When the oil industry overcomes an obstacle and boosts oil production, costs typically increase. That opens the door for a better and cheaper energy source that will eventually displace crude oil.

So at some point, the cost of getting more and more oil likely will get so high that buyers can’t—or won’t—pay….Already, economics is bringing about some changes. Despite the abundance of oil that fracking has delivered, global oil prices remain high. This has kept the door wide open for alternative sources of energy and spending on energy efficiency.

….”There will be peak oil, but it will be [because of] peak consumption,” says Michael Shellenberger, president of the Breakthrough Institute, an energy and climate think tank in Oakland, Calif. “What we all want is to move to better, cheaper and cleaner sources of energy.”

This is a good example of a common misconception about peak oil. The theory has never really been about the absolute limit of oil in the ground—though, of course, there is an eventual limit—it’s been about the amount of oil that can be profitably extracted. Older fields, where you literally just have to drill a hole in the ground and wait for a gusher, are cheap fields. As the older fields play out, we have to use new technology to extend their lives. And we also have to look for oil in other, more expensive places: polar oil, deep-sea oil, tar sands, and so forth. As we do this, oil gets more and more expensive.

There’s nothing new about this. The peak oil debate has never really been about how much oil is in the ground. It’s always been about (a) how much oil we can pump on a daily basis and (b) how much it costs to get it above ground. And as Gold points out, even with all the hoopla about fracking, the price of oil is still very high. That’s because new technologies are barely keeping up with the exhaustion of older fields.

But there’s more to this. It’s true, of course, that as oil gets more expensive it naturally motivates a switch to other energy sources. In that sense, peak oil takes care of itself. We’ll switch to gas, and then to solar, and maybe someday to fusion. And we’ll do it naturally as those sources of energy become cheaper than oil.

In the meantime, however, there’s a big problem: declining spare capacity. The real medium-term danger of peak oil lies in the fact that the world is currently pumping oil at close to full capacity. Nor is this likely to change soon, since the developing world has a huge appetite for oil even at current prices. So what happens when there’s a supply disruption somewhere? The answer, unfortunately, is that any blip in supply, whether from political unrest, terrorism, or merely unforeseen natural events, can cause prices to carom wildly. A world with $100 per barrel oil is bad enough, but a world in which a single pipeline meltdown could cause prices to skyrocket to $300 per barrel for a few months and then back down is far worse.

Will this happen? No one knows. Iraq has more pumping capacity if they can solve their political problems. Iran has more pumping capacity if they can make a nuclear deal with the West and re-enter the global market.

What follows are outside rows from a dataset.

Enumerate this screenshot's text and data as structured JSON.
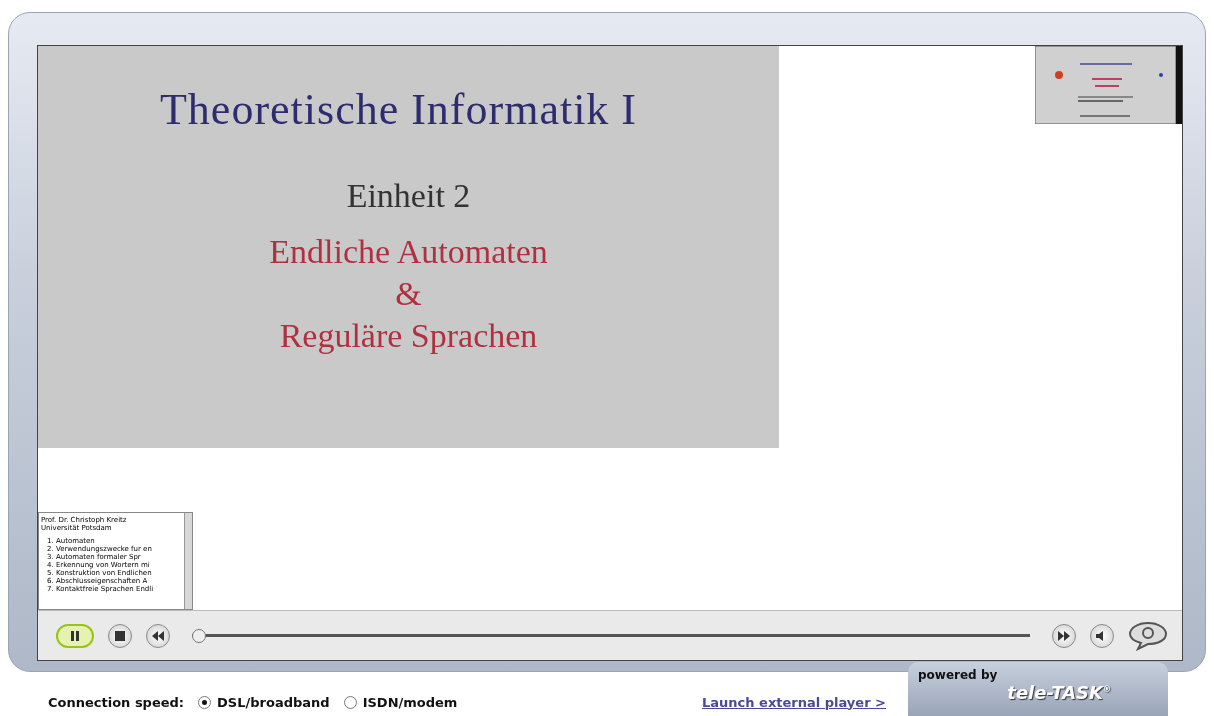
{
  "slide": {
    "title": "Theoretische Informatik I",
    "unit": "Einheit 2",
    "topic_lines": [
      "Endliche Automaten",
      "&",
      "Reguläre Sprachen"
    ]
  },
  "index": {
    "heading_lines": [
      "Prof. Dr. Christoph Kreitz",
      "Universität Potsdam"
    ],
    "items": [
      {
        "number": "1.",
        "label": "Automaten"
      },
      {
        "number": "2.",
        "label": "Verwendungszwecke fur en"
      },
      {
        "number": "3.",
        "label": "Automaten formaler Spr"
      },
      {
        "number": "4.",
        "label": "Erkennung von Wortern mi"
      },
      {
        "number": "5.",
        "label": "Konstruktion von Endlichen"
      },
      {
        "number": "6.",
        "label": "Abschlusseigenschaften A"
      },
      {
        "number": "7.",
        "label": "Kontaktfreie Sprachen Endli"
      }
    ]
  },
  "player": {
    "playing": true,
    "level": 0
  },
  "footer": {
    "label": "Connection speed:",
    "options": [
      {
        "label": "DSL/broadband",
        "selected": true
      },
      {
        "label": "ISDN/modem",
        "selected": false
      }
    ],
    "link": "Launch external player >",
    "powered_by": "powered by",
    "brand": "tele-TASK",
    "brand_mark": "®"
  }
}
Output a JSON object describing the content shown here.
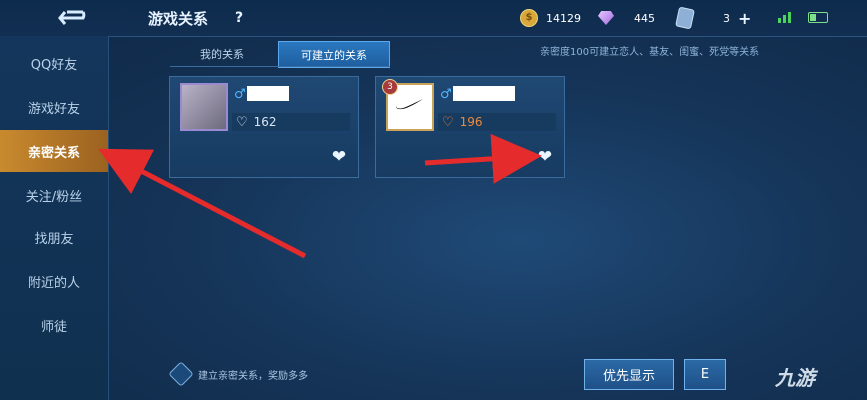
{
  "header": {
    "title": "游戏关系",
    "help_label": "?",
    "coins": "14129",
    "gems": "445",
    "tickets": "3",
    "back_label": "←"
  },
  "sidebar": {
    "items": [
      {
        "label": "QQ好友"
      },
      {
        "label": "游戏好友"
      },
      {
        "label": "亲密关系"
      },
      {
        "label": "关注/粉丝"
      },
      {
        "label": "找朋友"
      },
      {
        "label": "附近的人"
      },
      {
        "label": "师徒"
      }
    ],
    "active_index": 2
  },
  "tabs": [
    {
      "label": "我的关系"
    },
    {
      "label": "可建立的关系"
    }
  ],
  "hint_top": "亲密度100可建立恋人、基友、闺蜜、死党等关系",
  "cards": [
    {
      "intimacy": "162",
      "heart_color": "white",
      "badge": ""
    },
    {
      "intimacy": "196",
      "heart_color": "orange",
      "badge": "3"
    }
  ],
  "bottom": {
    "hint": "建立亲密关系，奖励多多",
    "priority_label": "优先显示",
    "second_label": "E"
  },
  "watermark": "九游",
  "colors": {
    "accent_active": "#c98a2e",
    "annotation_arrow": "#e52b2b"
  }
}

Fracking is still on the rise, and probably will be for the rest of the decade. But oil prices spiked even during the Libya war, and that was a pretty modest supply disruption.

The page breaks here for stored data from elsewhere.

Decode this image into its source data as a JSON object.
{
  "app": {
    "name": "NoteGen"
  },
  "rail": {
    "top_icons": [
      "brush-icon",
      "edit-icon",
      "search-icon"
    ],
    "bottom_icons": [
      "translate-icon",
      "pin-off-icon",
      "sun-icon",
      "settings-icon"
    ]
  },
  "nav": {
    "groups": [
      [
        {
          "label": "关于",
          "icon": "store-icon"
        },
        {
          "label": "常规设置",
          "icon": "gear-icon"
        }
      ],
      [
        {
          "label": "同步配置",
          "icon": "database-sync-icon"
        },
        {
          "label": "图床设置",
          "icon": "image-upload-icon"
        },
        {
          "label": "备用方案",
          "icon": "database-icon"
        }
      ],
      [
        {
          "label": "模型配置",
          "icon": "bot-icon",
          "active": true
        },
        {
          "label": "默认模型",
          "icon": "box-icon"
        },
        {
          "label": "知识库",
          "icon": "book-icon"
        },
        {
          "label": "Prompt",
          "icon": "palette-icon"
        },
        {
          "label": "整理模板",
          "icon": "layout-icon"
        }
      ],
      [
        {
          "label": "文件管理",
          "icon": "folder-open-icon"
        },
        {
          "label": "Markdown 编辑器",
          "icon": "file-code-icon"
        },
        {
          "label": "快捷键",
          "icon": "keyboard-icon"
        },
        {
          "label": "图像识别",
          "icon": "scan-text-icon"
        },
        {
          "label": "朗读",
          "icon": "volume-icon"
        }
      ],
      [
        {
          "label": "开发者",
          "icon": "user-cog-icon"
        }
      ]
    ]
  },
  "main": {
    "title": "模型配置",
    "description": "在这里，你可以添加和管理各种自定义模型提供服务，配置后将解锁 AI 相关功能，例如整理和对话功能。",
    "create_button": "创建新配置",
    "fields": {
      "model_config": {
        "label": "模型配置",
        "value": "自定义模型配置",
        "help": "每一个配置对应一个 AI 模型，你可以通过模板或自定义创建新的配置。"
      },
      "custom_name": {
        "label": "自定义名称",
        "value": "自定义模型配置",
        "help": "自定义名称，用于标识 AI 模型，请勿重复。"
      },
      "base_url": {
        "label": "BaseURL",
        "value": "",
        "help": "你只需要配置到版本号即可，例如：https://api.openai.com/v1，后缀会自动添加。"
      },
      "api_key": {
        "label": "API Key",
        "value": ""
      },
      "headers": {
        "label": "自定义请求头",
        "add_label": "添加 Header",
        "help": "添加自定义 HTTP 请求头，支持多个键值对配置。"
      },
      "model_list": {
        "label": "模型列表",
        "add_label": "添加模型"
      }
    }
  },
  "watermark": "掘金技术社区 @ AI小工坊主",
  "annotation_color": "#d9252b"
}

In other words, no one knows for sure. I certainly don’t. But the fact that demand is bumping up against supply—and will continue doing so even if supply increases—represents the real danger, economically speaking. With no spare capacity, a modest disruption in supply can cause oil prices to spike, and there’s a lot of evidence to suggest that oil price spikes are at least partially responsible for every global recession of the past 40 years. That’s peak oil for you.